For years, Chuy's posted consistent yearly comps growth in the 2% to 3% range. That streak ended in 2016, when the company turned in an anemic 0.8% comps increase.

Until recently, the silver lining was that even as comps turned negative, Chuy's was generally outperforming the industry average. But last quarter, the company's results matched the industry's 1% comps decline.

Two burritos served in a skillet, sitting on a tabletop with glasses of drinks in the background.

Image source: Getty Images.

And with two quarters left to report, it's looking unlikely that Chuy's will get back to positive full-year comps in 2017. After last quarter's ugly results, the company lowered its full-year comps guidance to a range of down 1.5% to up 0.5%. According to Black Box Intelligence, Q3 2017 was the second-worst quarter for restaurants in over five years, with average comps declines of 2.2% and traffic declines of 4.1%. And while September sales did show some improvement over July and August, the effects of hurricane season are looming large over Q3 results.

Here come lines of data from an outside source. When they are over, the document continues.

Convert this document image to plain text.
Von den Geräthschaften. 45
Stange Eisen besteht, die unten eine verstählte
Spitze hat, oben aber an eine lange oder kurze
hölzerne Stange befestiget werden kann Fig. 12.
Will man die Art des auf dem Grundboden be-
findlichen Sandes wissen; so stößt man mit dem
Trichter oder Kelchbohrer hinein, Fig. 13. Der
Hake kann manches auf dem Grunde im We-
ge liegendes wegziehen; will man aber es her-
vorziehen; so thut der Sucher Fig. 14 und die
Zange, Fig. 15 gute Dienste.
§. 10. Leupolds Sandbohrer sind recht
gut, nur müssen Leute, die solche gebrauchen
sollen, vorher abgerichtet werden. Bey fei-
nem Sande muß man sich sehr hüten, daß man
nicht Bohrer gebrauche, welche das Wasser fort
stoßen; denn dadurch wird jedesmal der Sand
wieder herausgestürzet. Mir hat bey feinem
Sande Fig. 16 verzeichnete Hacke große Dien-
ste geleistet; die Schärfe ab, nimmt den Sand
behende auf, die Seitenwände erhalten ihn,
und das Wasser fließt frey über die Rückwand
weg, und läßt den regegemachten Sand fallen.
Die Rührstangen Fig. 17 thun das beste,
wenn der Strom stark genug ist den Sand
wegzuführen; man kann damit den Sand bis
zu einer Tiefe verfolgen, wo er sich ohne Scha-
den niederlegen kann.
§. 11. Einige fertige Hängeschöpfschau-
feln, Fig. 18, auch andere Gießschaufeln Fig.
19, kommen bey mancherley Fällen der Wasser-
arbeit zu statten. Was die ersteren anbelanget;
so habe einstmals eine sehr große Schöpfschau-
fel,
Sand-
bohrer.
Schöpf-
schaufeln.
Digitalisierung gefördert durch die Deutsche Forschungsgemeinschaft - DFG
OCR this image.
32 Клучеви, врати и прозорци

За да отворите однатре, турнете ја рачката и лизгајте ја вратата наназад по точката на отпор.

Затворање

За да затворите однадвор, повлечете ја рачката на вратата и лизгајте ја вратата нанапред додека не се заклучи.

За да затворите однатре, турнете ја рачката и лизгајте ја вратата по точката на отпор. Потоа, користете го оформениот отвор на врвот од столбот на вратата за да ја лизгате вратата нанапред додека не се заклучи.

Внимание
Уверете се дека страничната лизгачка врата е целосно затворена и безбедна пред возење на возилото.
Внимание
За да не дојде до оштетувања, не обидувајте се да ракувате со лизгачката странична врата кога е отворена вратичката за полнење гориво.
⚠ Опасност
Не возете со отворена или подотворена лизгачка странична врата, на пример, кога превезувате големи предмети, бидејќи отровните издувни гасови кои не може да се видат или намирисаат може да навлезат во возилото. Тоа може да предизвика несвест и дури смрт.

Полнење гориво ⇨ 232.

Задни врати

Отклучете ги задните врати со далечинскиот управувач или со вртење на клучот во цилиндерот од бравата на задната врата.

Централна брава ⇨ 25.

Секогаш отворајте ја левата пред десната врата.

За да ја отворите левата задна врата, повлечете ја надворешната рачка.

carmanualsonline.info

Hurricane Harvey will surely leave a mark, as 35 of the company's 87 or so locations are in Texas, including nine in Houston and one in Corpus Christi. Chuy's also has eight locations in Florida, where Hurricane Irma did its damage.

What to watch for: Even though the company will be lapping some weak comps figures from late last year, I wouldn't expect too much. Given the exposure to the Texas and Florida markets, even keeping pace with the broader industry's comps numbers would be a positive sign.

Will margins fall further?

The company's once-sterling margin levels have been under pressure recently, and Chuy's has warned that higher labor costs are expected to continue. Additional factors include opening the bulk of its new restaurants in larger, pricier markets, as well as the overall number of new stores that generally post lower margins during their first couple of years of operation.

Over the past three quarters, restaurant-level operating margin has declined year-over-year. In Q2, the figure fell to 19.1%, down from 21% the prior year.

New stores are, on average, still hitting their EBITDA margin targets -- high single digits in year one, and low double digits in year two. But even so, more than half of the margin compression seen in Q2 was due to new store inefficiencies.

What to watch for: Continued margin compression, as well as management forecasts for labor inflation, commodity costs, and occupancy costs. Though Chuy's is currently still well above its blended restaurant-level margin target for new and mature stores of 15% to 16.5%, investors will want to keep a close eye on costs that could further erode store-level profitability.

Is there a plan B for shareholder value?

Last quarter, Chuy's announced that it planned to slow its pace of expansion, given the difficult environment for restaurants and the uncertainty around its comps outlook. While still planning to open 12 new stores in 2017, which represents 15% annual store growth, the company will open between eight and 12 locations in 2018, representing annual store growth of just 9% to 13%.

In comments made during the conference call, management referred a couple of times to other ways of creating shareholder value, implying that management is thinking of taking advantage of the strong balance sheet to do a stock buyback, special dividend, or some other shareholder-friendly action. At the end of the second quarter, Chuy's had roughly $20 million in cash and no debt.

What to watch for: Given that it's been an entire quarter since these alternatives were discussed, perhaps something will be announced along with Q3 results. If not, at the very least, I'd expect some analyst questions on this subject during the conference call.

With little other news to go by, based on the past few months of industry data, it doesn't appear that traffic and comps challenges will be going away anytime soon. And with shares trading within a few dollars of their five-year lows, there are still plenty of questions about how Chuy's can get back to its growth rates of yesteryear.